De retour de deux jours al Lago, San Pedro la Laguna, et – avec H. et Y. sa copine de circonstance –, cuite céleste, vraiment céleste. Vers la fin, trois-quatre heures, sous l’œil bienveillant de l’Atitlán et du Tolimán, avons échoué dans un bar sur la plage, louche, avec des gars d’ici sévères et désœuvrés. La tequila qu’ils servaient n’était pas de la tequila, mais plutôt un genre d’alcool à brûler, ou bien frelaté, et à chaque fois que nous en buvions un shot, nous le vomissions instantanément comme des machines. On a pris quatre ou cinq de ces trucs-là, recouvrant le sable de gerbe, avant de nous faire chasser du bar et de frôler la baston. Por cierto van a pagar !, et nous titubants, à moitié empoisonnés, en français, – allez bien vous faire foutre ! Ensuite bain de minuit dans les eaux du lac – on ne voyait plus les volcans. Et je me souviens encore qu’en rentrant, j’ai pris H. et Y. par les épaules et j’ai soufflé – c’était vrai, mais tellement vrai : estoy muy feliz con ustedes.

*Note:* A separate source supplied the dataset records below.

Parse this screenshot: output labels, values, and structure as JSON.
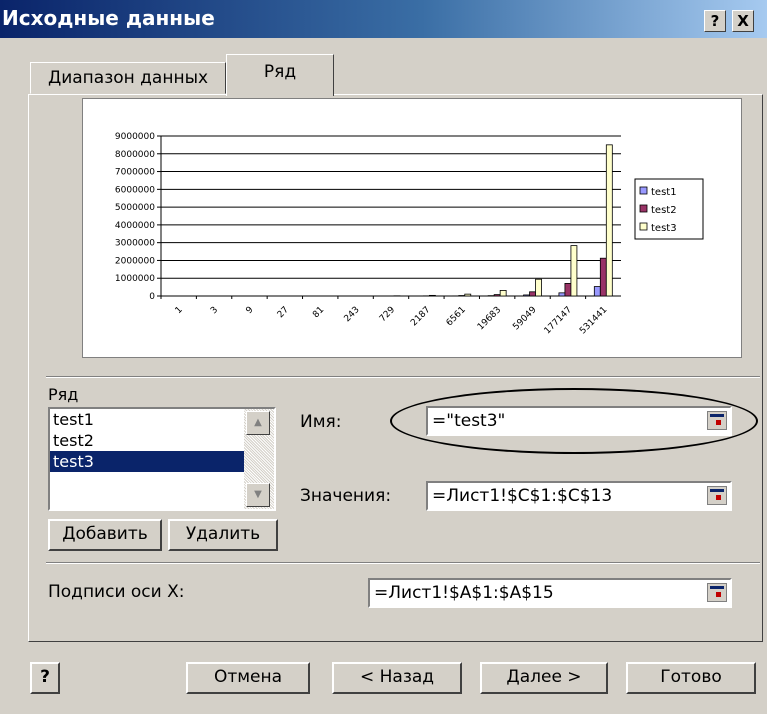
{
  "window": {
    "title": "Исходные данные",
    "help_glyph": "?",
    "close_glyph": "X"
  },
  "tabs": [
    {
      "label": "Диапазон данных",
      "active": false
    },
    {
      "label": "Ряд",
      "active": true
    }
  ],
  "chart_data": {
    "type": "bar",
    "y_tick_labels": [
      "9000000",
      "8000000",
      "7000000",
      "6000000",
      "5000000",
      "4000000",
      "3000000",
      "2000000",
      "1000000",
      "0"
    ],
    "ylim": [
      0,
      9000000
    ],
    "categories": [
      "1",
      "3",
      "9",
      "27",
      "81",
      "243",
      "729",
      "2187",
      "6561",
      "19683",
      "59049",
      "177147",
      "531441"
    ],
    "series": [
      {
        "name": "test1",
        "color": "#9999ff",
        "values": [
          1,
          3,
          9,
          27,
          81,
          243,
          729,
          2187,
          6561,
          19683,
          59049,
          177147,
          531441
        ]
      },
      {
        "name": "test2",
        "color": "#993366",
        "values": [
          4,
          12,
          36,
          108,
          324,
          972,
          2916,
          8748,
          26244,
          78732,
          236196,
          708588,
          2125764
        ]
      },
      {
        "name": "test3",
        "color": "#ffffcc",
        "values": [
          16,
          48,
          144,
          432,
          1296,
          3888,
          11664,
          34992,
          104976,
          314928,
          944784,
          2834352,
          8503056
        ]
      }
    ],
    "legend": "right",
    "grid": true
  },
  "series_section": {
    "label": "Ряд",
    "items": [
      "test1",
      "test2",
      "test3"
    ],
    "selected": "test3"
  },
  "fields": {
    "name_label": "Имя:",
    "name_value": "=\"test3\"",
    "values_label": "Значения:",
    "values_value": "=Лист1!$C$1:$C$13",
    "xaxis_label": "Подписи оси X:",
    "xaxis_value": "=Лист1!$A$1:$A$15"
  },
  "buttons": {
    "add": "Добавить",
    "remove": "Удалить",
    "cancel": "Отмена",
    "back": "< Назад",
    "next": "Далее >",
    "finish": "Готово",
    "help_glyph": "?"
  }
}
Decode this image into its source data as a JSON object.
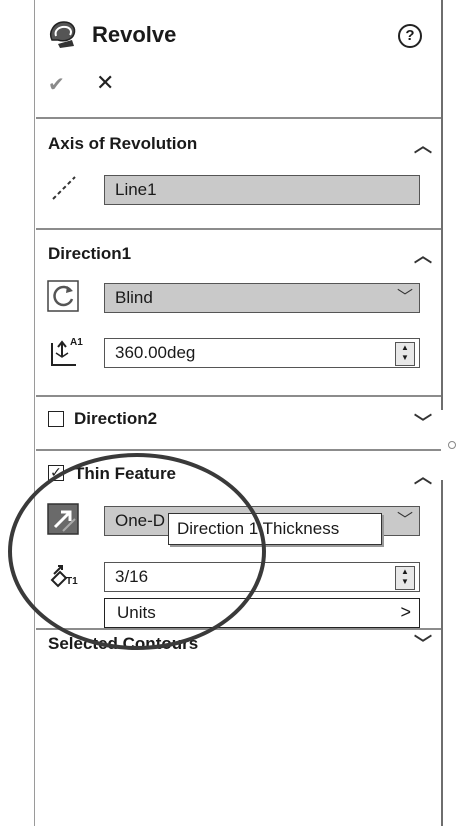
{
  "header": {
    "title": "Revolve",
    "help_glyph": "?",
    "ok_glyph": "✔",
    "cancel_glyph": "✕"
  },
  "axis": {
    "title": "Axis of Revolution",
    "value": "Line1"
  },
  "direction1": {
    "title": "Direction1",
    "end_condition": "Blind",
    "angle": "360.00deg",
    "angle_icon_label": "A1"
  },
  "direction2": {
    "title": "Direction2",
    "checked": false
  },
  "thin": {
    "title": "Thin Feature",
    "checked": true,
    "check_glyph": "✓",
    "type_value": "One-D",
    "thickness": "3/16",
    "thickness_icon_label": "T1"
  },
  "tooltip": {
    "text": "Direction 1 Thickness"
  },
  "units_menu": {
    "label": "Units",
    "arrow": ">"
  },
  "selected_contours": {
    "title": "Selected Contours"
  },
  "icons": [
    "revolve-logo-icon",
    "help-icon",
    "ok-check-icon",
    "cancel-x-icon",
    "axis-line-icon",
    "reverse-direction-icon",
    "angle-icon",
    "flip-direction-icon",
    "thickness-icon",
    "chevron-up-icon",
    "chevron-down-icon"
  ],
  "colors": {
    "field_gray": "#c9c9c9",
    "annotation_circle": "#3a3a3a"
  }
}
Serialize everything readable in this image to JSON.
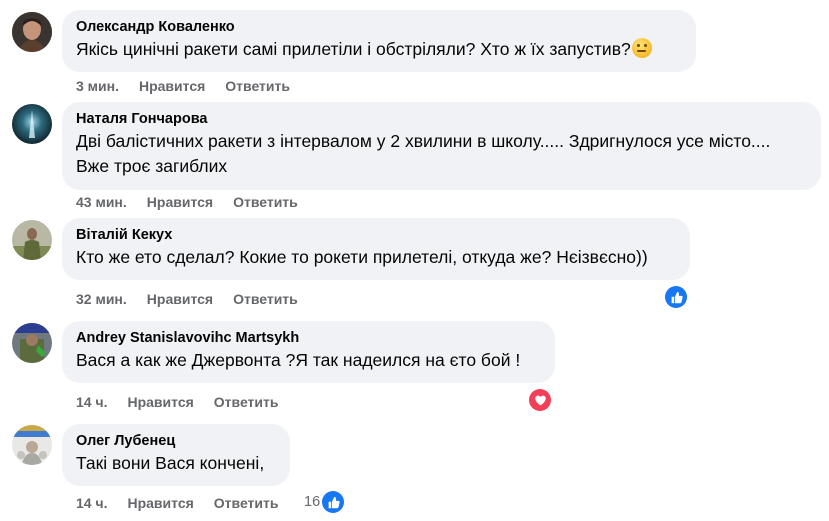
{
  "comments": [
    {
      "author": "Олександр Коваленко",
      "text": "Якісь цинічні ракети самі прилетіли і обстріляли? Хто ж їх запустив?",
      "emoji": "thinking-face-emoji",
      "time": "3 мин.",
      "like": "Нравится",
      "reply": "Ответить"
    },
    {
      "author": "Наталя Гончарова",
      "text": "Дві балістичних ракети з інтервалом у 2 хвилини в школу..... Здригнулося усе місто....\nВже троє загиблих",
      "time": "43 мин.",
      "like": "Нравится",
      "reply": "Ответить"
    },
    {
      "author": "Віталій Кекух",
      "text": "Кто же ето сделал? Кокие то рокети прилетелі, откуда же? Нєізвєсно))",
      "time": "32 мин.",
      "like": "Нравится",
      "reply": "Ответить",
      "reaction": {
        "icon": "thumbs-up-icon",
        "color": "#1877f2",
        "count": ""
      }
    },
    {
      "author": "Andrey Stanislavovihc Martsykh",
      "text": "Вася а как же Джервонта ?Я так надеился на єто бой !",
      "time": "14 ч.",
      "like": "Нравится",
      "reply": "Ответить",
      "reaction": {
        "icon": "heart-icon",
        "color": "#f33e58",
        "count": ""
      }
    },
    {
      "author": "Олег Лубенец",
      "text": "Такі вони Вася кончені,",
      "time": "14 ч.",
      "like": "Нравится",
      "reply": "Ответить",
      "reaction": {
        "icon": "thumbs-up-icon",
        "color": "#1877f2",
        "count": "16"
      }
    }
  ]
}
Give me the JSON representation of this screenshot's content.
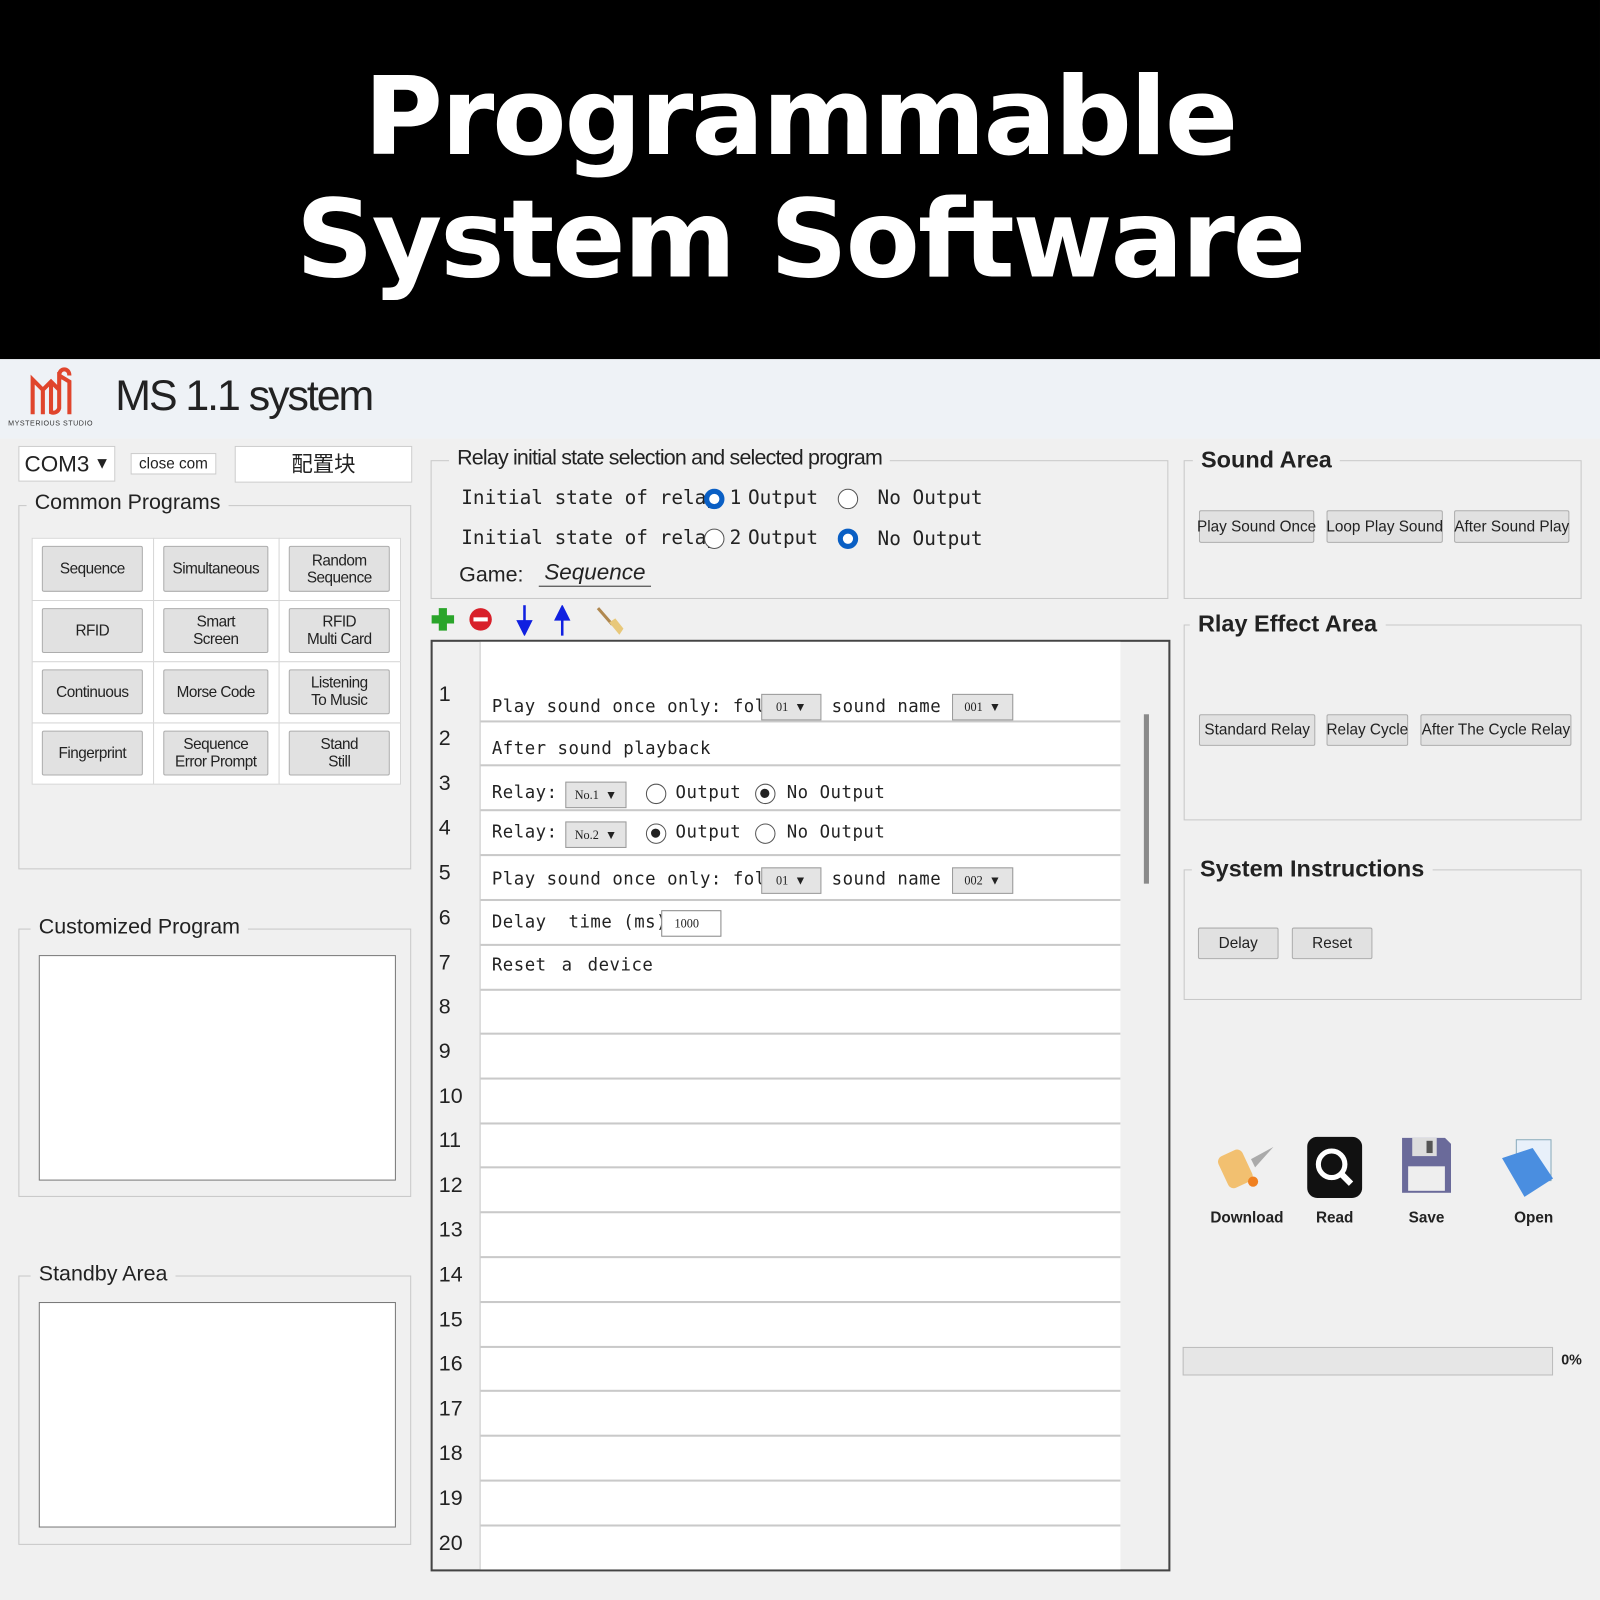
{
  "banner": {
    "line1": "Programmable",
    "line2": "System Software"
  },
  "app": {
    "title": "MS 1.1 system",
    "logo_text": "MYSTERIOUS STUDIO"
  },
  "toolbar": {
    "port": "COM3",
    "close_com": "close com",
    "config_block": "配置块"
  },
  "common_programs": {
    "title": "Common Programs",
    "items": [
      "Sequence",
      "Simultaneous",
      "Random Sequence",
      "RFID",
      "Smart Screen",
      "RFID Multi Card",
      "Continuous",
      "Morse Code",
      "Listening To Music",
      "Fingerprint",
      "Sequence Error Prompt",
      "Stand Still"
    ]
  },
  "customized": {
    "title": "Customized Program"
  },
  "standby": {
    "title": "Standby Area"
  },
  "relay_state": {
    "title": "Relay initial state selection and selected program",
    "relay1_label": "Initial state of relay 1",
    "relay2_label": "Initial state of relay 2",
    "output": "Output",
    "no_output": "No Output",
    "relay1": "Output",
    "relay2": "No Output",
    "game_label": "Game:",
    "game_value": "Sequence"
  },
  "list_tools": [
    "add-icon",
    "remove-icon",
    "move-down-icon",
    "move-up-icon",
    "clear-broom-icon"
  ],
  "program_rows": {
    "numbers": [
      "1",
      "2",
      "3",
      "4",
      "5",
      "6",
      "7",
      "8",
      "9",
      "10",
      "11",
      "12",
      "13",
      "14",
      "15",
      "16",
      "17",
      "18",
      "19",
      "20"
    ],
    "r1": {
      "text": "Play sound once only: folder",
      "folder": "01",
      "sound_label": "sound name",
      "sound": "001"
    },
    "r2": {
      "text": "After sound playback"
    },
    "r3": {
      "label": "Relay:",
      "relay": "No.1",
      "output": "Output",
      "no_output": "No Output",
      "selected": "No Output"
    },
    "r4": {
      "label": "Relay:",
      "relay": "No.2",
      "output": "Output",
      "no_output": "No Output",
      "selected": "Output"
    },
    "r5": {
      "text": "Play sound once only: folder",
      "folder": "01",
      "sound_label": "sound name",
      "sound": "002"
    },
    "r6": {
      "text": "Delay  time (ms)",
      "value": "1000"
    },
    "r7": {
      "text": "Reset a device"
    }
  },
  "sound_area": {
    "title": "Sound Area",
    "buttons": [
      "Play Sound Once",
      "Loop Play Sound",
      "After Sound Play"
    ]
  },
  "relay_effect": {
    "title": "Rlay Effect Area",
    "buttons": [
      "Standard Relay",
      "Relay Cycle",
      "After The Cycle Relay"
    ]
  },
  "system_instructions": {
    "title": "System Instructions",
    "buttons": [
      "Delay",
      "Reset"
    ]
  },
  "actions": [
    "Download",
    "Read",
    "Save",
    "Open"
  ],
  "progress": {
    "value": 0,
    "label": "0%"
  },
  "colors": {
    "accent": "#0a5fc4",
    "logo": "#e0452c"
  }
}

Y. est mystérieuse, naïve et déchirante. Femme enfant, vingt et un ans, vivant à la campagne, non loin de la Capitale. C’était sa première cuite, son premier voyage avec un novio, et on sentait bien que tout ça la dépassait largement : comment elle trahissait avec nous son éducation traditionnelle ; comment elle devait bien sentir que sa relation avec H. serait courte et sans lendemain, car il y a, littéralement, un océan mental qui les sépare et qu’elle ne pourra jamais franchir. Et pourtant elle s’accroche, avec ses toutes petites mains, à cet espoir sans doute que nous représentons pour elle ; et souvent elle se tait d’un silence d’enfant, et au bar elle se met à dessiner sur une serviette en papier pendant qu’on picole – une femme ça se tait, je suppose, quand les messieurs discutent. J’espère qu’elle n’abandonnera pas, quand bien même nous ne serions pas à la hauteur (nous ne le serons pas), et qu’avec ses toutes petites mains elle continuera de s’accrocher. Estoy muy feliz con ustedes.